A luge is a small one or two person sled on which athletes slide face up and feet first. Athletes, called lugers or sliders, lie down on the luge and race down an icy track traveling at up to 90 miles per hour! The lightweight sleds are steered by athletes shifting their body weight and pulling on reins.
The equipment involved is pretty minimal. It involves a sled, a racing suit, gloves, boots, and a helmet. Every piece of equipment is aerodynamic and is made for minimal friction and top speed.
The sled is made of fiberglass and steel and is custom built for the athlete based on their height, weight and proportions. The sled weighs between 50 and 60 pounds and runs from the athletes’ shoulders to his or her knees, providing no head support.
The rules are pretty straightforward:
- Since weight could be an advantage, male sliders must weigh at least 198 pounds, and women must weigh at least 165 pounds. Athletes that weigh less must attach extra weights to themselves to make up the difference.
- Single sleds must weigh no more than 50.6 pounds and doubles sleds cannot weigh more 59.5 pounds. Racing suits cannot exceed more than 8.8 pounds.
- Sleds cannot have mechanical brakes.
- The steels on the sleds cannot be heated.
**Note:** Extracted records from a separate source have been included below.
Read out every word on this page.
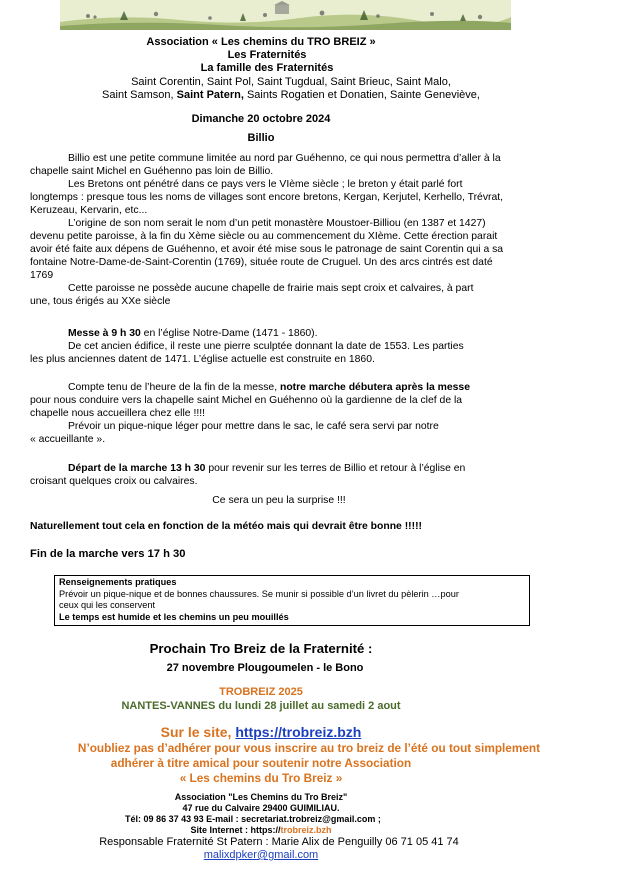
Association « Les chemins du TRO BREIZ »
Les Fraternités
La famille des Fraternités
Saint Corentin, Saint Pol, Saint Tugdual, Saint Brieuc, Saint Malo,
Saint Samson, Saint Patern, Saints Rogatien et Donatien, Sainte Geneviève,
Dimanche 20 octobre 2024
Billio
Billio est une petite commune limitée au nord par Guéhenno, ce qui nous permettra d’aller à la
chapelle saint Michel en Guéhenno pas loin de Billio.
Les Bretons ont pénétré dans ce pays vers le VIème siècle ; le breton y était parlé fort
longtemps : presque tous les noms de villages sont encore bretons, Kergan, Kerjutel, Kerhello, Trévrat,
Keruzeau, Kervarin, etc...
L’origine de son nom serait le nom d’un petit monastère Moustoer-Billiou (en 1387 et 1427)
devenu petite paroisse, à la fin du Xème siècle ou au commencement du XIème. Cette érection parait
avoir été faite aux dépens de Guéhenno, et avoir été mise sous le patronage de saint Corentin qui a sa
fontaine Notre-Dame-de-Saint-Corentin (1769), située route de Cruguel. Un des arcs cintrés est daté
1769
Cette paroisse ne possède aucune chapelle de frairie mais sept croix et calvaires, à part
une, tous érigés au XXe siècle
Messe à 9 h 30 en l’église Notre-Dame (1471 - 1860).
De cet ancien édifice, il reste une pierre sculptée donnant la date de 1553. Les parties
les plus anciennes datent de 1471. L’église actuelle est construite en 1860.
Compte tenu de l’heure de la fin de la messe, notre marche débutera après la messe
pour nous conduire vers la chapelle saint Michel en Guéhenno où la gardienne de la clef de la
chapelle nous accueillera chez elle !!!!
Prévoir un pique-nique léger pour mettre dans le sac, le café sera servi par notre
« accueillante ».
Départ de la marche 13 h 30 pour revenir sur les terres de Billio et retour à l’église en
croisant quelques croix ou calvaires.
Ce sera un peu la surprise !!!
Naturellement tout cela en fonction de la météo mais qui devrait être bonne !!!!!
Fin de la marche vers 17 h 30
Renseignements pratiques
Prévoir un pique-nique et de bonnes chaussures. Se munir si possible d’un livret du pèlerin …pour
ceux qui les conservent
Le temps est humide et les chemins un peu mouillés
Prochain Tro Breiz de la Fraternité :
27 novembre Plougoumelen - le Bono
TROBREIZ 2025
NANTES-VANNES du lundi 28 juillet au samedi 2 aout
Sur le site, https://trobreiz.bzh
N’oubliez pas d’adhérer pour vous inscrire au tro breiz de l’été ou tout simplement
adhérer à titre amical pour soutenir notre Association
« Les chemins du Tro Breiz »
Association "Les Chemins du Tro Breiz"
47 rue du Calvaire 29400 GUIMILIAU.
Tél: 09 86 37 43 93 E-mail : secretariat.trobreiz@gmail.com ;
Site Internet : https://trobreiz.bzh
Responsable Fraternité St Patern : Marie Alix de Penguilly 06 71 05 41 74
malixdpker@gmail.com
In the 1964 Winter Olympics 12 countries participated in luge. Germany won the most medals with five. In the 1968 Olympic games, Germany’s women luge team finished first and second. The women were later disqualified and stripped of their medals for heating the steels of their sleds. Despite the incident in 1968, Germany has dominated luge since the beginning with the most overall medals for both men and women.
Like mentioned before, luge is one of the fastest and most dangerous sports in the Olympics. Georgian Nodar Kumaritashvii died after a crash during a training run for the 2010 Winter Olympics. He crashed into both walls near the bottom of the track while traveling 90 miles per hour before being thrown from the track and hitting a metal pole. Although some argue it is an extremely dangerous sport, CNN says luge dangers are exaggerated.
There have been several different variations of the sport ice luge. One variation is street luge. Street luge does not involve ice; instead it uses asphalt roads for the track and a wheeled skateboard-style platform for the sled.
Another form of an ice luge is a party ice luge. I have seen these at fraternity houses and at parties. A party ice luge is a large block of ice with two narrow channels carved through it. A person stands at the top of one channel and dispenses liquor and a mixer into the channel. Another person stands at the bottom of the channel and receives an icy cold drink.
Whatever kind of luge you prefer, ice, street, or party, it is sure to be fast and dangerous!